What kind of a question is that? Why am I studying? Uhm... the possible choice between higher education and no education at all never even occured to me... so why am I here? Well, I tend to get very quiet when people ask me. What's my answer? What's the right answer? Seriously, what are they expecting to hear?
I could give them a whole list of reasons, such as "I don't want to spend the rest of my life chasing after mind numbing jobs like copying papers, cleaning or serving fast food... only to work my ass off for literally no money at all".
This could essentially be translated into "I want to give myself and my future family a financially secure foundation, while at the same time continuing to challenge my mind and capabilities, and keep on developing my skills in a world where they are needed, plus give myself a decent chance to make some sort of difference."
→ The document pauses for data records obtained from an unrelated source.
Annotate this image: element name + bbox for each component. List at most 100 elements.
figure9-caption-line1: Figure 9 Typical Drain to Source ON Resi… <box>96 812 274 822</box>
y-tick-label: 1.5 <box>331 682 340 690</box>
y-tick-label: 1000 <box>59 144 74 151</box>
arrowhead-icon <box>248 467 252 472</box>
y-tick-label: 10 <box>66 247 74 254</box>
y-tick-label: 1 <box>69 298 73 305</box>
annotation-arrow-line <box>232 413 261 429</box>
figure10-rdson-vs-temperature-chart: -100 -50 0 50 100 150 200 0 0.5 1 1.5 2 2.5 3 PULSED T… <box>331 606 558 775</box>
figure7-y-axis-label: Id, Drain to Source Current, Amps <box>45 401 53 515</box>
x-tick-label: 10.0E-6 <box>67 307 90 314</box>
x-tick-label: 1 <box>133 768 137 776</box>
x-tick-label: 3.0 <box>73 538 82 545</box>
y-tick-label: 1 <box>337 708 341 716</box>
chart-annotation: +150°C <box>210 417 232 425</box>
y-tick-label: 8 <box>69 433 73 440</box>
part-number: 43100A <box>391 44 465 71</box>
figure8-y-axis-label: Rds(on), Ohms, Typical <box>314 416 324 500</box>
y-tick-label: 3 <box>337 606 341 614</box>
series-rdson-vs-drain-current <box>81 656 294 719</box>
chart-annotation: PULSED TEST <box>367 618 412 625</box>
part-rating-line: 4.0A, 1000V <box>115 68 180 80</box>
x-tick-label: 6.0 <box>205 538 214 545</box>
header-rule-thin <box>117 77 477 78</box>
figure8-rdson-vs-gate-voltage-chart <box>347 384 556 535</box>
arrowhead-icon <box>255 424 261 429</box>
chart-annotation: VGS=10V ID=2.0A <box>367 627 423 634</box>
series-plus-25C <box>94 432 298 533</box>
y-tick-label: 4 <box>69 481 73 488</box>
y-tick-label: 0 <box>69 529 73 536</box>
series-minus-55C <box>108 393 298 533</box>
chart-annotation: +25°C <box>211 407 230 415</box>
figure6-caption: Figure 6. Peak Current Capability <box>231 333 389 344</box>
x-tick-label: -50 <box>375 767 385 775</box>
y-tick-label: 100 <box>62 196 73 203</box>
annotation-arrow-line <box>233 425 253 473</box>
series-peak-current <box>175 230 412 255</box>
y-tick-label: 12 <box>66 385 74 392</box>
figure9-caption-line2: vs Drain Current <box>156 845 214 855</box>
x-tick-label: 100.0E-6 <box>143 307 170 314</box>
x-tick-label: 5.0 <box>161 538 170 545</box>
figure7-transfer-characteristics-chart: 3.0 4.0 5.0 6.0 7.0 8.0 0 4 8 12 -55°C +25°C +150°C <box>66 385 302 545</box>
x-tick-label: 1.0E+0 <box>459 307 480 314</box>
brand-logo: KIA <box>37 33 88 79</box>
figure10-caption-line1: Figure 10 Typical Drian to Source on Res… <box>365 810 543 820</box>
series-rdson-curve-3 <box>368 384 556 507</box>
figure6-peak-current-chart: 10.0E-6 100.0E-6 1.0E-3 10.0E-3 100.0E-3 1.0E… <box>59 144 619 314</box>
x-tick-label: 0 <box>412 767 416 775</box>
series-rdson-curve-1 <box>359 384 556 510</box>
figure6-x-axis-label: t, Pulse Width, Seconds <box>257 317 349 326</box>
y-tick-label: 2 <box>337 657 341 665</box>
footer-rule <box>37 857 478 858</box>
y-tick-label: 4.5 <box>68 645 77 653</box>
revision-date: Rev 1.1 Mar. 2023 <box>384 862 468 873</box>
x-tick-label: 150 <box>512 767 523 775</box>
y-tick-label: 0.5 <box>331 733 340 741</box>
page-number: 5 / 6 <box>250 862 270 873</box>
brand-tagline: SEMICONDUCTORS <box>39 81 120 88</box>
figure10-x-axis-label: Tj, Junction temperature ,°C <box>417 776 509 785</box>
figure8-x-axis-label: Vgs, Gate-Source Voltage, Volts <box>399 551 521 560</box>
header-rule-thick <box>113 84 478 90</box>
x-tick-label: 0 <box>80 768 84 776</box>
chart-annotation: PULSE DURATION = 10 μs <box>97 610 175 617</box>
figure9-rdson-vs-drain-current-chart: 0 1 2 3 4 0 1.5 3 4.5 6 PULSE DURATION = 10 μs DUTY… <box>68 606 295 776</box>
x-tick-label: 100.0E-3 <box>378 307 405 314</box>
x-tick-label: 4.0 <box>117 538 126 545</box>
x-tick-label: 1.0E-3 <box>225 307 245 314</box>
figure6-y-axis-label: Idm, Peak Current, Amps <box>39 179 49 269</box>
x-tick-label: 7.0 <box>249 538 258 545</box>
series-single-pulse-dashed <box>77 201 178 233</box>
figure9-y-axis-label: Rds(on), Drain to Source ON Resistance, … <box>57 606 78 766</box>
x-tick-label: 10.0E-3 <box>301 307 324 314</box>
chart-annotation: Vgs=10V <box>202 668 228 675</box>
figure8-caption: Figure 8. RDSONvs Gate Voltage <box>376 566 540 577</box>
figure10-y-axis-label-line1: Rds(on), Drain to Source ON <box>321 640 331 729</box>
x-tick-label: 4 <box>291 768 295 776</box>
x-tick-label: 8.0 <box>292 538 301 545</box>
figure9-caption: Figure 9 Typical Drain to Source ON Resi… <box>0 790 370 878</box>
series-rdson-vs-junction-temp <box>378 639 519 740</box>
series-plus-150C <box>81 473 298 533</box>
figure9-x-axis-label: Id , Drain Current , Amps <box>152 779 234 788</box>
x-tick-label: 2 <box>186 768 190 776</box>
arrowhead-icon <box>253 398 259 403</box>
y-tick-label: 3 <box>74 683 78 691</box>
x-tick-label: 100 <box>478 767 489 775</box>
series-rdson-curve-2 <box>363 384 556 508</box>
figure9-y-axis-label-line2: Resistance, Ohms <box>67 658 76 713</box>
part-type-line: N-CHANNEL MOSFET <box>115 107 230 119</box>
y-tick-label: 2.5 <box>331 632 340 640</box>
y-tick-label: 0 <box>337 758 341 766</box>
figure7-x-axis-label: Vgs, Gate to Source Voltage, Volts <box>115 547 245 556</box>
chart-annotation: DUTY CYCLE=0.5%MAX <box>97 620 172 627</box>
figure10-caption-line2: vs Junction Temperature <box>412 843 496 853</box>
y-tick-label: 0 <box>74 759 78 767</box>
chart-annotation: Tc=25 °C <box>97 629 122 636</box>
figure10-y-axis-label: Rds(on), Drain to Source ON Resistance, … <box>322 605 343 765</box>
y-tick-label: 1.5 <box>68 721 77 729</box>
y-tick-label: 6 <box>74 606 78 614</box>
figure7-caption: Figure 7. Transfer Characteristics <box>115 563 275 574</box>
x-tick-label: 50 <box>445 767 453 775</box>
Oooh, now we're getting somewhere!
But no, I still don't think that is what people want to hear. Oh no. What they are pining for is a weak "I don't know... what else would I do?" or an "I have so much work to do that I'm drowning! How am I supposed to survive five years of this terror?!". Indeed, what the people who frown upon the number FIVE (5) alone (not to mention once they see my bookshelf, or begin to realize that I'm studying or should be studying every single time they manage to get hold of me) really want, is for me to come clean and give up - or at least PLEASE admit that you're doing poorly sometimes, person!
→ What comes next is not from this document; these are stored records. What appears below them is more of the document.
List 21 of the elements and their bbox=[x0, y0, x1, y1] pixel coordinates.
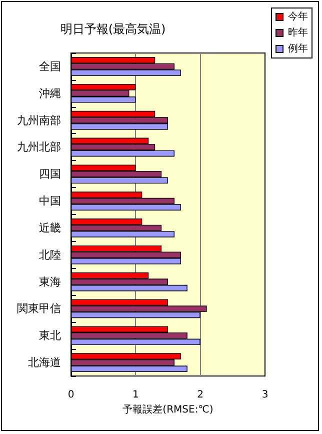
x-axis-title: 予報誤差(RMSE:℃) bbox=[122, 403, 214, 416]
y-tick-label: 沖縄 bbox=[39, 86, 61, 100]
x-tick-label: 1 bbox=[132, 390, 139, 400]
y-tick-label: 全国 bbox=[39, 60, 61, 73]
y-tick-label: 九州南部 bbox=[17, 114, 61, 127]
x-tick-label: 0 bbox=[68, 390, 74, 400]
legend-label: 例年 bbox=[288, 42, 308, 54]
legend-label: 昨年 bbox=[288, 26, 308, 38]
y-tick-label: 関東甲信 bbox=[17, 302, 61, 316]
chart-title: 明日予報(最高気温) bbox=[60, 22, 166, 36]
y-tick-label: 東海 bbox=[39, 275, 61, 288]
y-tick-label: 九州北部 bbox=[17, 140, 61, 154]
x-tick-label: 2 bbox=[197, 390, 204, 400]
x-tick-label: 3 bbox=[262, 390, 268, 400]
y-tick-label: 中国 bbox=[39, 194, 61, 208]
y-tick-label: 北海道 bbox=[28, 356, 61, 370]
y-tick-label: 北陸 bbox=[39, 248, 61, 262]
y-tick-label: 近畿 bbox=[39, 221, 61, 234]
y-tick-label: 東北 bbox=[39, 329, 61, 342]
y-tick-label: 四国 bbox=[39, 168, 61, 181]
legend-label: 今年 bbox=[288, 10, 308, 22]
It's human nature, I think - if I can't do this, then they don't have to feel so bad about themselves... it's not necessarily mean, and deep down they might be incredibly proud and all, but just below the surface, they want you to confess. Confess that it's a pain in the goddamn behinds. Knowing that other people are worse off than you makes most people feel better for a minute or two.
What almost makes me giggle is the look on their faces when they point a long, judging, finger at my books, frowning, saying "Is it fun?".